When Stone started in January 2017, he was tasked with hiring four part-time workers to work as supervisors for the viceroy program. After going through 2,000 applicants, he invited 75 for interviews, including Naso who flew into the Big Apple.

“He’s a big boy,” Stone said of his first impression of Naso. “You could tell he used to play college baseball, but more importantly, you could tell he knew what he’s doing.”

Naso and three other supervisors — two of whom were fired for “not working their ass off” according to Stone — began running college Twitter accounts and creating content for Barstool in January.

Running Twitter accounts for a professional sports team may be a full-time job, but running college accounts with followings from a few hundred to a few thousand people is not.

Naso has a “real job” as a production assistant for 120 Sports in Chicago, creating highlights and writing scripts for the on-air talent. He works five days per week from 4 p.m. until 1 a.m.

“It’s kind of a grind,” Naso said.

As if being a viceroy and working for 120 Sports wasn’t enough, Naso most recently took on one final responsibility, one that ties in with his connections with Barstool and the University.

Dave Williams and Mike Sterk, known to Stoolies as the bloggers’ White Sox Dave and Barstool Carl, respectively, ventured into the world of podcasting before the start of the 2017 Major League Baseball season.

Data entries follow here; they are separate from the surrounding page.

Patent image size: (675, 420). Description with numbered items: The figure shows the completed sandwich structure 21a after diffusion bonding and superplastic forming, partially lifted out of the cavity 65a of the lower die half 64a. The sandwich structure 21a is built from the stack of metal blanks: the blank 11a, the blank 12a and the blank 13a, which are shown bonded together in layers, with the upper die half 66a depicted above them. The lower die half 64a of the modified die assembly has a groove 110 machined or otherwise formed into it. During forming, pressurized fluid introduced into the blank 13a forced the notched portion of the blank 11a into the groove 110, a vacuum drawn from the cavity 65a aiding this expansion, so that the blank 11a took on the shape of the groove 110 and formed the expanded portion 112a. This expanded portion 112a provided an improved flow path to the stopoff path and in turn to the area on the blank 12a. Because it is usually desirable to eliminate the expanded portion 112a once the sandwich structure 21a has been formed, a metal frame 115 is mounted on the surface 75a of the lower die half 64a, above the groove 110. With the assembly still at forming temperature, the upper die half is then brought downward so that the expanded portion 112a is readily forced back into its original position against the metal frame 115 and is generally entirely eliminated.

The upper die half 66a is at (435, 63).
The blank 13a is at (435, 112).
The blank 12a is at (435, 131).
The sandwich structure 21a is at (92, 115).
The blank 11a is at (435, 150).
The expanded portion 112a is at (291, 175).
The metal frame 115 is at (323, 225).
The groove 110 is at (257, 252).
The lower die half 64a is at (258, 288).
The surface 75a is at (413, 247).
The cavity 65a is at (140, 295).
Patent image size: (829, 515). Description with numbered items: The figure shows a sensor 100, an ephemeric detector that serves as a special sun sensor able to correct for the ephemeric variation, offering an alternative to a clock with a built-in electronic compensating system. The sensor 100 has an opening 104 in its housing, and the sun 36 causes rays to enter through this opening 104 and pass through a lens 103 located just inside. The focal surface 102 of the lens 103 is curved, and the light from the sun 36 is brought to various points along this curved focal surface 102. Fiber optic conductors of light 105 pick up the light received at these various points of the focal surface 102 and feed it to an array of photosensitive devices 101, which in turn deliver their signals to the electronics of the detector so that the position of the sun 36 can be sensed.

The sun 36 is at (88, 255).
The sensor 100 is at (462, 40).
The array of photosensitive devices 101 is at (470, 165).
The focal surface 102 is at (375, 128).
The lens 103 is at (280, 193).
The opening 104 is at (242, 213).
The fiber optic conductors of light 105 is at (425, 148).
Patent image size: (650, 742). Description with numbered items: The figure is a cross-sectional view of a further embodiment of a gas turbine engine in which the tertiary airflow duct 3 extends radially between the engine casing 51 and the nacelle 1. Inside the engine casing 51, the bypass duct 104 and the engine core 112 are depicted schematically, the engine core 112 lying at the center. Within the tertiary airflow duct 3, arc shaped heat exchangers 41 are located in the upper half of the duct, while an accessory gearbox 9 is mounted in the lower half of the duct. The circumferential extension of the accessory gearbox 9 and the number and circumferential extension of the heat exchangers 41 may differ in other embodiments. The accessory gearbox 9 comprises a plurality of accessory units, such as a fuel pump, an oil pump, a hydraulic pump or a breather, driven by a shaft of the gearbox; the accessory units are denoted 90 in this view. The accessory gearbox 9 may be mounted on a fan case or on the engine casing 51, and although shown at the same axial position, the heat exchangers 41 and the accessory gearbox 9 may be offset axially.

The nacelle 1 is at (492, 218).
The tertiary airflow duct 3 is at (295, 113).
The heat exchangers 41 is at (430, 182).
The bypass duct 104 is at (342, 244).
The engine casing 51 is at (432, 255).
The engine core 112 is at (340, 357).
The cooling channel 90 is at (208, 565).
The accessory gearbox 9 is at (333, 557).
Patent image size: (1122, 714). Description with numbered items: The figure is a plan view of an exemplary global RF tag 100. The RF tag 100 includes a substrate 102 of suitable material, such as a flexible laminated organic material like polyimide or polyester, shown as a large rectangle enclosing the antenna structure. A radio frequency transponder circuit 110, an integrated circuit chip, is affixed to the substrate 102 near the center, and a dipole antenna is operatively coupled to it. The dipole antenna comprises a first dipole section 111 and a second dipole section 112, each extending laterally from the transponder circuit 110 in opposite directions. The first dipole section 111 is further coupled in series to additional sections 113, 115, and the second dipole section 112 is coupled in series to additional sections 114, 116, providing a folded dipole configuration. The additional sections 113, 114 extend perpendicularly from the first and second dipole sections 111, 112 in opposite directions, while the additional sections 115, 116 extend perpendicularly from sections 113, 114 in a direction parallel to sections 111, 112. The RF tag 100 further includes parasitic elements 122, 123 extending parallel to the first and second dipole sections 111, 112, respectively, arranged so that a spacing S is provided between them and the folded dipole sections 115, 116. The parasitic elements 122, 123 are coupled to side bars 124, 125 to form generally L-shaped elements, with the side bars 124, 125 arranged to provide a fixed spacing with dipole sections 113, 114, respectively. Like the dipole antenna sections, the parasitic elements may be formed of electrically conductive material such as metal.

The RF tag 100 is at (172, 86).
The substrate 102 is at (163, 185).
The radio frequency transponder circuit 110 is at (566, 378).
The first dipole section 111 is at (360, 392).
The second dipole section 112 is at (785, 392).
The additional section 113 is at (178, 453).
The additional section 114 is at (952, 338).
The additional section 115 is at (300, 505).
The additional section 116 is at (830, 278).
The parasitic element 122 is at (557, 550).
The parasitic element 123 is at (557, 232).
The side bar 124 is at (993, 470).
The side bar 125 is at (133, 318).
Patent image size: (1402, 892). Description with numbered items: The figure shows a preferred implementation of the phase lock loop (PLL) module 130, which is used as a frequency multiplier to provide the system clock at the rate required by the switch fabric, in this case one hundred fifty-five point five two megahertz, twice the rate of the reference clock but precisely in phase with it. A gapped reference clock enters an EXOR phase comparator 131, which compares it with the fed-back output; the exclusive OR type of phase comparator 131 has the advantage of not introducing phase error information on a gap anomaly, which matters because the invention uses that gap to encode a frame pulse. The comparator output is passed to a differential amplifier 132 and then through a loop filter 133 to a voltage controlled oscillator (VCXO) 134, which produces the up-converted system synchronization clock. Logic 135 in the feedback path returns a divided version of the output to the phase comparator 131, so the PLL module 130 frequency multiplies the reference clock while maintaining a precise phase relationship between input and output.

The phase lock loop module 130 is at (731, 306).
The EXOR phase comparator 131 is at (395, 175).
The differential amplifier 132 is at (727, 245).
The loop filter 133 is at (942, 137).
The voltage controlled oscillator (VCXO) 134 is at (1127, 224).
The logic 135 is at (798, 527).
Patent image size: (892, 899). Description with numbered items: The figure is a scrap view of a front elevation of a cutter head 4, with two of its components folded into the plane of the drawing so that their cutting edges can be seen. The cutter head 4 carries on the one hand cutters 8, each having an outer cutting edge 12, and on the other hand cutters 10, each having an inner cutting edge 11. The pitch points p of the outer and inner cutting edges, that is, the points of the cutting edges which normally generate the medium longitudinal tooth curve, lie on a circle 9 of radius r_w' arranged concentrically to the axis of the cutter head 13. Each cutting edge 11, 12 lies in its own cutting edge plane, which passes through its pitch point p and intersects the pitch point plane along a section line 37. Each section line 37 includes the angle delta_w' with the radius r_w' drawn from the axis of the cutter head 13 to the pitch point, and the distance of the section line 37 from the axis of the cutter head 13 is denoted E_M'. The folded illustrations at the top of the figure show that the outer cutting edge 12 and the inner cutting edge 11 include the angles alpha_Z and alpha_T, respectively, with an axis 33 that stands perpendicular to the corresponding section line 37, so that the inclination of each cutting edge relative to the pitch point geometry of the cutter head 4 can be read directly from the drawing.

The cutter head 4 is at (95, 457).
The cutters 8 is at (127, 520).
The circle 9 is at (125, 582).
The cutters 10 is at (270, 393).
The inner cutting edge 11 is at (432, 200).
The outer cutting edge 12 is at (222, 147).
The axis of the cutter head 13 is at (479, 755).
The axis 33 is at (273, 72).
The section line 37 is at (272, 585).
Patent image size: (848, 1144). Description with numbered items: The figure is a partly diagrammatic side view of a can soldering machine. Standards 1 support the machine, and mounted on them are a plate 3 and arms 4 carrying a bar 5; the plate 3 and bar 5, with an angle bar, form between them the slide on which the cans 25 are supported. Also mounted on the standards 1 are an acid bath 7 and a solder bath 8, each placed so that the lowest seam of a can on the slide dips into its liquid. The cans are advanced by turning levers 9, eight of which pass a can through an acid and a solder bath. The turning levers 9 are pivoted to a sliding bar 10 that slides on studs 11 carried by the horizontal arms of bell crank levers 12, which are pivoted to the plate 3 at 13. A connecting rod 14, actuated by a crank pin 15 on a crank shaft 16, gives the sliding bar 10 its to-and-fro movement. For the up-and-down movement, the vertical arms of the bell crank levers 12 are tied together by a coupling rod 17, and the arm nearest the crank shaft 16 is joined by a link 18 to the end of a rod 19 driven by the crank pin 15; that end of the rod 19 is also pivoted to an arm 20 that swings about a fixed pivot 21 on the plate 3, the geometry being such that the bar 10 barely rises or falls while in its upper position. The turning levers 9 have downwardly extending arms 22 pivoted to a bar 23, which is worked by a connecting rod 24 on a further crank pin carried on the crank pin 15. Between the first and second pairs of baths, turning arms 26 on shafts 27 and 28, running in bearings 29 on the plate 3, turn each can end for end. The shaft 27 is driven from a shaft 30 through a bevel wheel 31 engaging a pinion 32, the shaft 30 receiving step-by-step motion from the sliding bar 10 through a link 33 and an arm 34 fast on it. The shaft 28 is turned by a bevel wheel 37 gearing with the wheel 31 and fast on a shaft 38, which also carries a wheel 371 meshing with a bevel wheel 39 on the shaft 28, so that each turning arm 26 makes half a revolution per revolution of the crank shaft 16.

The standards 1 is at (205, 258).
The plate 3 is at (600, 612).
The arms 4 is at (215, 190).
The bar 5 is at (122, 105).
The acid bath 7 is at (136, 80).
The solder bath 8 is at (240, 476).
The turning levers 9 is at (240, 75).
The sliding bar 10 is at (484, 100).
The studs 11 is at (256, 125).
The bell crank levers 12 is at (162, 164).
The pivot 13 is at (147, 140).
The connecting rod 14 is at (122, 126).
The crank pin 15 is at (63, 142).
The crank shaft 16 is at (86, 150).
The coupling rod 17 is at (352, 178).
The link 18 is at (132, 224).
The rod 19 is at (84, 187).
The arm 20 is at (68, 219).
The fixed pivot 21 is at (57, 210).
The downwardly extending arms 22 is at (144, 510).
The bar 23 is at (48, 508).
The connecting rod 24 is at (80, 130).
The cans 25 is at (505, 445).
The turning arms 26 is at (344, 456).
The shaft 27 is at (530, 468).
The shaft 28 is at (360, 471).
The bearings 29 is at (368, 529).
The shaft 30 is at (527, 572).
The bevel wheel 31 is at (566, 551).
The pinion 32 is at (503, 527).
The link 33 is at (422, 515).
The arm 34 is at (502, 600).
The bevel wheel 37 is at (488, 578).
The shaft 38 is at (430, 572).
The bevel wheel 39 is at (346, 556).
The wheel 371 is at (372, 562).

Williams, a Chicago White Sox diehard, and Sterk, a Chicago Cubs fanatic, started Red Line Radio, a Barstool podcast.

Within the first nine podcasts, Williams and Sterk attracted ABC7 meteorologist Cheryl Scott and White Sox general manager Rick Hahn to hop on the show.

Still, the podcast was lacking something that Naso could provide: humorous content.

“We needed someone like Chuck,” Williams said.

Naso agreed.

“I saw their social media and how it’s going,” he said. “They had that gap where there was no video content coming out of it, so I just thought I could be that guy.”

Naso had several connections to find a way to become a content creator for Red Line Radio. He lives in Chicago; Williams is friends with his sister; he already works for Barstool, and Sterk was a former Illini pitcher.

Sterk, who graduated in 2010 from the University, had heard legends about Naso being an incredible pitcher — but also a funny guy — since his days playing high school baseball in the Chicago Catholic League.

“I feel like Chuck filled the void that was there when I left Illinois,” Sterk said. “He picked up the reins of being the team clown, the funny guy, which was my role. He has embraced that.”

The hosts had no trouble letting Naso join the show’s production team, allowing him to produce videos for the podcast’s Twitter account.

“I’ll get home at like two in the morning and edit a video for them,” Naso said. “I want to get my hands on anything that’s going to be successful.”

All in all, Naso works three jobs, two of them at Barstool. He sits in front of a computer editing videos and spends time on the Internet, tweeting for a living.

He follows the 2017 edition of Illinois baseball when he can, cracking jokes at the expense of his former teammates by, of course, tweeting.

Sterk calls Naso, “a bulldog on the mound.” Expect Naso to take on more roles inside Barstool and for him to keep attacking opportunities, just like the hitters he used to face.

Although, whatever happens, Naso said he isn’t going to throw “Barstool” in front of his name: he will continue being just Chuck Naso.

“It’s staggering how many people are trying to get on the website,” Sterk said. “The answer to get on the website is that you have to create value, and Chuck, to his credit, has figured out a way to create value. He came in and put his head down and busted his ass.”

“He’s just getting started. The Internet is just finding out who this guy is.”